Bokova claimed that she was not aware of the situation beyond what had been reported by the media and promised to pay close attention to the issue in the future.

Cho presented her with a traditional Korean patchwork scarf at the end of the meeting as an expression of gratitude.

President Park, meanwhile, met with Bokova on Tuesday at the Blue House in Seoul and agreed upon closer cooperation in preparation for Unesco’s 2015 World Conference on Education in Incheon and the Seventh World Water Forum in Daegu. The two previously met during Park’s state visit to France in November.

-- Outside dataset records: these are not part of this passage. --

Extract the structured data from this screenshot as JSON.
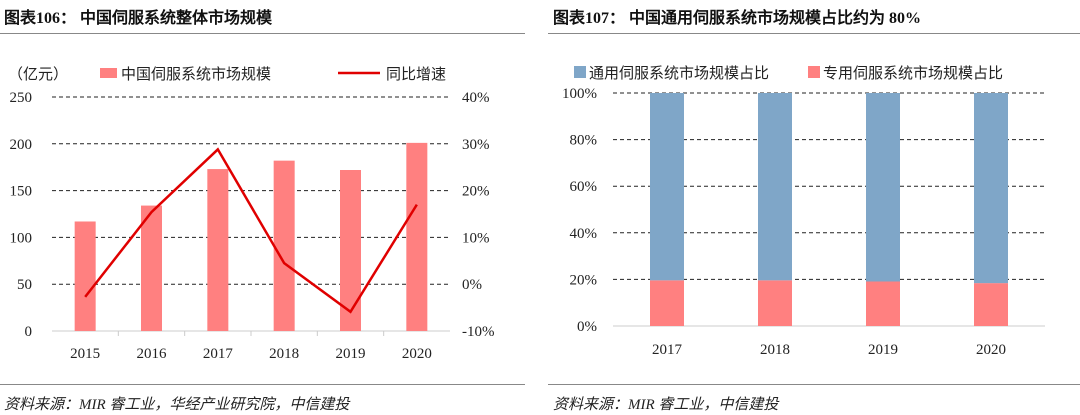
{
  "left": {
    "title": "图表106： 中国伺服系统整体市场规模",
    "source": "资料来源：MIR 睿工业，华经产业研究院，中信建投"
  },
  "right": {
    "title": "图表107： 中国通用伺服系统市场规模占比约为 80%",
    "source": "资料来源：MIR 睿工业，中信建投"
  },
  "chart_data": [
    {
      "type": "bar+line",
      "unit_label": "（亿元）",
      "categories": [
        "2015",
        "2016",
        "2017",
        "2018",
        "2019",
        "2020"
      ],
      "series": [
        {
          "name": "中国伺服系统市场规模",
          "type": "bar",
          "axis": "left",
          "color": "#ff8080",
          "values": [
            117,
            134,
            173,
            182,
            172,
            201
          ]
        },
        {
          "name": "同比增速",
          "type": "line",
          "axis": "right",
          "color": "#e00000",
          "values": [
            -2.7,
            15.4,
            28.8,
            4.5,
            -5.9,
            17.0
          ]
        }
      ],
      "ylim": [
        0,
        250
      ],
      "yticks": [
        "0",
        "50",
        "100",
        "150",
        "200",
        "250"
      ],
      "y2lim": [
        -10,
        40
      ],
      "y2ticks": [
        "-10%",
        "0%",
        "10%",
        "20%",
        "30%",
        "40%"
      ],
      "grid": true,
      "legend": "top"
    },
    {
      "type": "stacked-bar",
      "categories": [
        "2017",
        "2018",
        "2019",
        "2020"
      ],
      "series": [
        {
          "name": "通用伺服系统市场规模占比",
          "color": "#7fa6c8",
          "values": [
            80.4,
            80.4,
            80.9,
            81.6
          ]
        },
        {
          "name": "专用伺服系统市场规模占比",
          "color": "#ff8080",
          "values": [
            19.6,
            19.6,
            19.1,
            18.4
          ]
        }
      ],
      "ylim": [
        0,
        100
      ],
      "yticks": [
        "0%",
        "20%",
        "40%",
        "60%",
        "80%",
        "100%"
      ],
      "grid": true,
      "legend": "top"
    }
  ]
}
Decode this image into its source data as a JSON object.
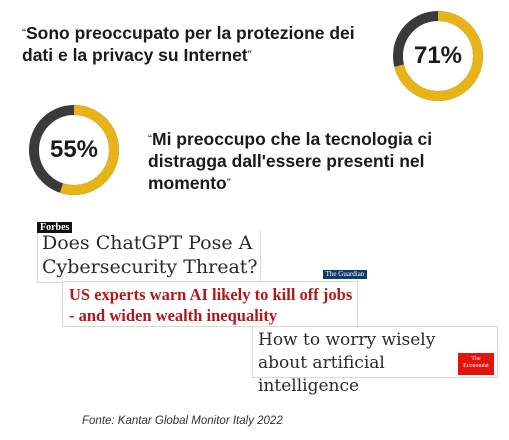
{
  "stat1": {
    "percent": 71,
    "label": "71%",
    "quote_open": "“",
    "quote": "Sono preoccupato per la protezione dei dati e la privacy su Internet",
    "quote_close": "”"
  },
  "stat2": {
    "percent": 55,
    "label": "55%",
    "quote_open": "“",
    "quote": "Mi preoccupo che la tecnologia ci distragga dall'essere presenti nel momento",
    "quote_close": "”"
  },
  "colors": {
    "accent": "#e8b317",
    "ring_dark": "#3a3a3a",
    "guardian_red": "#b3161b",
    "economist_red": "#e3120b"
  },
  "headlines": [
    {
      "source_logo": "Forbes",
      "text": "Does ChatGPT Pose A Cybersecurity Threat?"
    },
    {
      "source_logo": "The Guardian",
      "text": "US experts warn AI likely to kill off jobs - and widen wealth inequality"
    },
    {
      "source_logo": "The Economist",
      "text": "How to worry wisely about artificial intelligence"
    }
  ],
  "source_note": "Fonte: Kantar Global Monitor Italy 2022"
}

The president also mentioned that Korea was interested in including haenyeo, the female divers of Jeju, and pungmul-nori, a traditional folk music tradition that includes singing, dancing and drumming, on Unesco’s list of the Intangible Cultural Heritage of Humanity.

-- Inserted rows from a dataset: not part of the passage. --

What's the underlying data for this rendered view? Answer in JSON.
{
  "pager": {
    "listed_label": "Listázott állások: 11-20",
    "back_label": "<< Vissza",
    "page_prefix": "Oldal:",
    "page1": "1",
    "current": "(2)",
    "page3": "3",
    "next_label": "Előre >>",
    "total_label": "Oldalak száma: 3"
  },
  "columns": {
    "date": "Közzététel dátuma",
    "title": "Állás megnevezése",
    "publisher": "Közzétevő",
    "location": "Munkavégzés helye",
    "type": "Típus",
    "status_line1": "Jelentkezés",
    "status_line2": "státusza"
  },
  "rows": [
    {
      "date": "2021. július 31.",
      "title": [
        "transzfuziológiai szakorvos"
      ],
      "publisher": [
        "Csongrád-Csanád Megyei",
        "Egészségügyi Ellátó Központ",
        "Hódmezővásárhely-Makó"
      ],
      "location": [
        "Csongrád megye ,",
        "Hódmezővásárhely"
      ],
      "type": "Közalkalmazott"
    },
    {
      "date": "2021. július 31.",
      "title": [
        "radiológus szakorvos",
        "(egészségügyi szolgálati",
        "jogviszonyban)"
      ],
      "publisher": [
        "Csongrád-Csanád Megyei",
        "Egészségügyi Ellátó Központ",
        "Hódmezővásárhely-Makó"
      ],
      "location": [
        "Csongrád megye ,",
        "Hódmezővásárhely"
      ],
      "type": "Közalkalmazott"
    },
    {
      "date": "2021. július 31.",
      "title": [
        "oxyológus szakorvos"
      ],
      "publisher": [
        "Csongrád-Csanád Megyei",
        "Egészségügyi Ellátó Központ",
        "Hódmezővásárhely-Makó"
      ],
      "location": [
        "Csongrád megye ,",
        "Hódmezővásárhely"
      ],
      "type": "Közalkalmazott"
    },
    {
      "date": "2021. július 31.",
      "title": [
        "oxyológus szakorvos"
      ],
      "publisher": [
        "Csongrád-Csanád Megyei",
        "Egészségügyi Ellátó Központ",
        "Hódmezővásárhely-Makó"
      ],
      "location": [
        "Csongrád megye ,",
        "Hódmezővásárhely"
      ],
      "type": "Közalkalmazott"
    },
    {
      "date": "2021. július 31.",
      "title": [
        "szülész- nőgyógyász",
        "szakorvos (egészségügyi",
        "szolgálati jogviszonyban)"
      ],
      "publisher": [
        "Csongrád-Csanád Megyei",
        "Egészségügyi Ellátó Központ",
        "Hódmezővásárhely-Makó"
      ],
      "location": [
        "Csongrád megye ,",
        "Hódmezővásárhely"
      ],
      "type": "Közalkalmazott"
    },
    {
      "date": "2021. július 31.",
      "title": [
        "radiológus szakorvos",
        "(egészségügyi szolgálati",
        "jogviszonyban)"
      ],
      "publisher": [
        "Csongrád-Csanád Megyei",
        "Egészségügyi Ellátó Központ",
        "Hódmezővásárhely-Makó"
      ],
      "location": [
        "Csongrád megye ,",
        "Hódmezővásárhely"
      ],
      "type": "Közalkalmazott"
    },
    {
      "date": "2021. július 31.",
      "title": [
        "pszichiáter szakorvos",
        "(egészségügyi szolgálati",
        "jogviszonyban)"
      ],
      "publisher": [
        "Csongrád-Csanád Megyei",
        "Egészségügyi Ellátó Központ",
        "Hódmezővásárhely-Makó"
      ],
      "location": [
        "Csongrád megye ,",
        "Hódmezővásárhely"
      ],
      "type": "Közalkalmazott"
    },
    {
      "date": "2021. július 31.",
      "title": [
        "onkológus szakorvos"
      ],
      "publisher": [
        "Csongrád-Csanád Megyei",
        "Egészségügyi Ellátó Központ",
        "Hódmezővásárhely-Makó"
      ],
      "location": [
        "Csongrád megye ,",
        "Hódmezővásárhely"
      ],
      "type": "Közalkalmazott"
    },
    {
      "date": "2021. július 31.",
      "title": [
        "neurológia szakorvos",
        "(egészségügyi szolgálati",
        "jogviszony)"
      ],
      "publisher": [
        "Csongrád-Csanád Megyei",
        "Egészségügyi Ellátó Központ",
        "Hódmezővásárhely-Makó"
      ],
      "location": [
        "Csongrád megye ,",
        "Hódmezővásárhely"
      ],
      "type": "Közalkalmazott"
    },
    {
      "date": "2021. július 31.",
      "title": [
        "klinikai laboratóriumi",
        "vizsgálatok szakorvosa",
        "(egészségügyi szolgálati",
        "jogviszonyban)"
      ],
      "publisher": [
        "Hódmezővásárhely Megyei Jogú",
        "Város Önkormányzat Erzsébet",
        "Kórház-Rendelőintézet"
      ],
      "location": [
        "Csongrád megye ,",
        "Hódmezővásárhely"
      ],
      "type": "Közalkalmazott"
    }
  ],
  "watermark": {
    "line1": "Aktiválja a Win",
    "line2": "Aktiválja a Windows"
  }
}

Since 2007, Korea has pushed to put haenyeo on the Unesco list. The move was originally spearheaded by the Jeju Provincial Government.

However, Japan has also expressed an eagerness to have the ama, its equivalent of haenyeo, registered as an Intangible Culture Heritage of Humanity.

Last April, a drama about the lives of the ama aired on the Japan Broadcasting System (NHK), with 20 percent of the population tuning in.

And in September, the French newspaper Le Monde published a front-page article profiling them, which led to initial speculation that Japan was appealing to have the female divers registered - especially considering that Unesco is headquartered in Paris.

Near the end of last month, officials in eight Japanese prefectures, including Mie and Ishikawa, announced that they had formed a joint panel to promote and preserve ama diving culture, aiming to have it designated as a Unesco intangible cultural heritage.

Though Japan claims it will apply jointly for Korean and Japanese divers, Korea remains skeptical and maintains it will file separately.

There are notable differences between the haenyeo and ama diving cultures and conditions. In addition, there are nearly 5,000 Korean divers compared to just 1,500 Japanese.

The Jeju Provincial Government also announced that it will formally seek Unesco designation for the cultural practices of its female divers, pledging to prioritize the efforts for 2014. Korea plans on applying by March for a 2015 inscription.

Foreign Affairs Minister Yun Byung-se also met with Bokova on Tuesday, protesting Japan’s attempts to list the World War II industrial sites of Kyushu and Yamaguchi as Unesco World Heritage.

This “goes against the fundamental ethics” of the register and rubs salt in the wounds of the Korean people, Yun argued.

Japanese media recently reported the city of Minamikyushu plans to submit to Unesco nearly 330 letters written by Japanese kamikaze pilots, primarily from Kyushu, before they left their bases during World War II. Officials there hope they will be included in the 2015 Memory of the World Register.

“While Director-General Bokova does not have decision-making authority, discussion of such problems during official meetings reaches the international community and sends off a strong warning about Japan’s wrongdoings,” a foreign affairs official said.

Bokova, the former foreign minister of Bulgaria and the first female director-general of Unesco, was re-elected for her second term in November.